Depois as reorganizaram no chão, de quatro, uma ao lado da outra, as costas arqueadas em curvas distintas: a de Marisol mais larga e madura, a de Camila mais esguia. Os homens se revezavam numa cadeia fluida, passando de uma para a outra sem pausa. Elas se davam as mãos, os dedos entrelaçados e escorregadios, e se olhavam nos olhos entre os suspiros ofegantes, um laço invisível se fortalecendo em meio ao caos.

—Olha pra mim —sussurrou Marisol contra os lábios da filha—. A gente está juntas nisso.

Camila respondeu apertando sua mão com força, o corpo se sacudindo a cada investida, os olhos fixos nos da mãe.

O ritmo não afrouxava. As penetravam por turnos, na boca, por dentro e por fora, uma rotação constante que as mantinha à beira sem deixá-las cair. Num momento as acomodaram uma sobre a outra, Marisol embaixo e Camila por cima, os corpos colados pelo suor, os seios esmagando-se num roçar contínuo enquanto os homens alternavam sem descanso.

—Não aguento mais —ofegou Camila.

—Gozem em cima da gente —acrescentou Marisol, a voz tremendo de urgência.

O fim chegou em uma maré. Os homens as cercaram e se derramaram sobre elas em jatos quentes que lhes cobriram o peito, as costas, o rosto, o cabelo. Mãe e filha se beijavam entre os respingos, as línguas saboreando o alheio misturado à própria saliva, os dedos entrelaçados se apertando com força, os corpos convulsionando juntos em um êxtase compartilhado que parecia não querer terminar.

***

Exaustas, cobertas por uma camada que esfriava sobre a pele, se separaram devagar. Recolheram as fantasias rasgadas com mãos trêmulas, o tecido grudando nos corpos molhados. Damián, recuperando o fôlego, lhes entregou um envelope grosso e roçou a bochecha de Marisol com um dedo.

—Valia cada peso —disse—. Voltem quando quiserem. Tem mais de onde isso veio.

Elas assentiram sem palavras e saíram ao amanhecer. O sol nascente tingia o céu de Acapulco de rosa, em contraste brutal com a crueza do que levavam sobre a pele. No carro, o silêncio era cúmplice.

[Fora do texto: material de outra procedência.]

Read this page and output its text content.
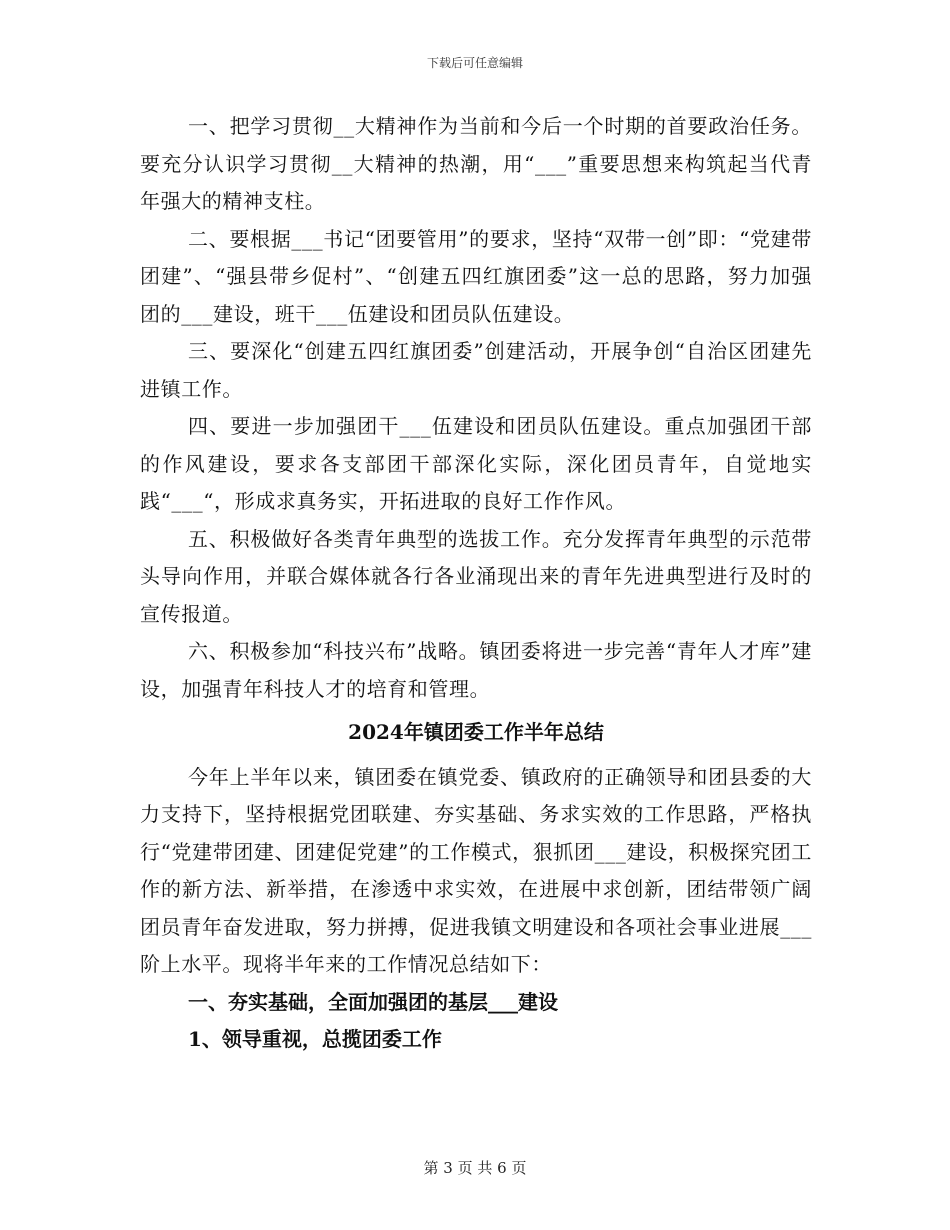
下载后可任意编辑

一、把学习贯彻__大精神作为当前和今后一个时期的首要政治任务。要充分认识学习贯彻__大精神的热潮，用“___”重要思想来构筑起当代青年强大的精神支柱。

二、要根据___书记“团要管用”的要求，坚持“双带一创”即：“党建带团建”、“强县带乡促村”、“创建五四红旗团委”这一总的思路，努力加强团的___建设，班干___伍建设和团员队伍建设。

三、要深化“创建五四红旗团委”创建活动，开展争创“自治区团建先进镇工作。

四、要进一步加强团干___伍建设和团员队伍建设。重点加强团干部的作风建设，要求各支部团干部深化实际，深化团员青年，自觉地实践“___“，形成求真务实，开拓进取的良好工作作风。

五、积极做好各类青年典型的选拔工作。充分发挥青年典型的示范带头导向作用，并联合媒体就各行各业涌现出来的青年先进典型进行及时的宣传报道。

六、积极参加“科技兴布”战略。镇团委将进一步完善“青年人才库”建设，加强青年科技人才的培育和管理。

2024年镇团委工作半年总结

今年上半年以来，镇团委在镇党委、镇政府的正确领导和团县委的大力支持下，坚持根据党团联建、夯实基础、务求实效的工作思路，严格执行“党建带团建、团建促党建”的工作模式，狠抓团___建设，积极探究团工作的新方法、新举措，在渗透中求实效，在进展中求创新，团结带领广阔团员青年奋发进取，努力拼搏，促进我镇文明建设和各项社会事业进展___阶上水平。现将半年来的工作情况总结如下：

一、夯实基础，全面加强团的基层___建设

1、领导重视，总揽团委工作

第 3 页 共 6 页
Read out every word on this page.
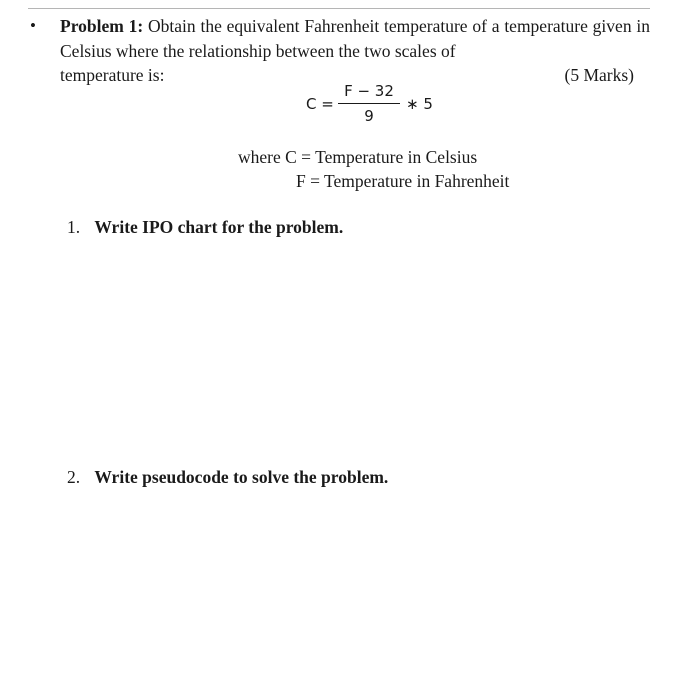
• Problem 1: Obtain the equivalent Fahrenheit temperature of a temperature given in Celsius where the relationship between the two scales of
temperature is:	(5 Marks)
C =
F − 32
9
∗ 5
where C = Temperature in Celsius
F = Temperature in Fahrenheit
1. Write IPO chart for the problem.
2. Write pseudocode to solve the problem.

Chegaram ao apartamento e tomaram banho juntas. A água quente levava em filetes os vestígios da noite. Marisol abraçou a filha por trás, o peito ainda sensível pressionando-se contra ela, e Camila virou a cabeça para buscar os lábios da mãe num beijo lento sob o jato.

—Nunca imaginei isso —murmurou.

Marisol sorriu com cansaço, mas com uma chama nova nos olhos. Depois de secas, conferiu o envelope: notas suficientes para quitar tudo e mais. Então o telefone vibrou. Uma mensagem de número desconhecido, com uma foto anexada: as duas no clímax, entrelaçadas. O texto dizia que tinham adorado a festa, que se um dia quisessem trabalhar assim —com pagamento garantido e discrição total— respondessem àquela mensagem. Que havia clientes dispostos a pagar muito para repetir aquilo.

Marisol sentiu um arrepio na espinha, mas também um calor traiçoeiro que não soube nomear. Desligou o telefone sem responder. Camila, lendo por cima do ombro dela, entreabriu os lábios.

—Mãe...

A porta que se abrira naquela noite não tinha se fechado por completo. E, no silêncio do apartamento, com o sol já alto filtrando-se pelas cortinas, as duas souberam que aquela porta entreaberta só esperava um empurrão para se abrir escancaradamente.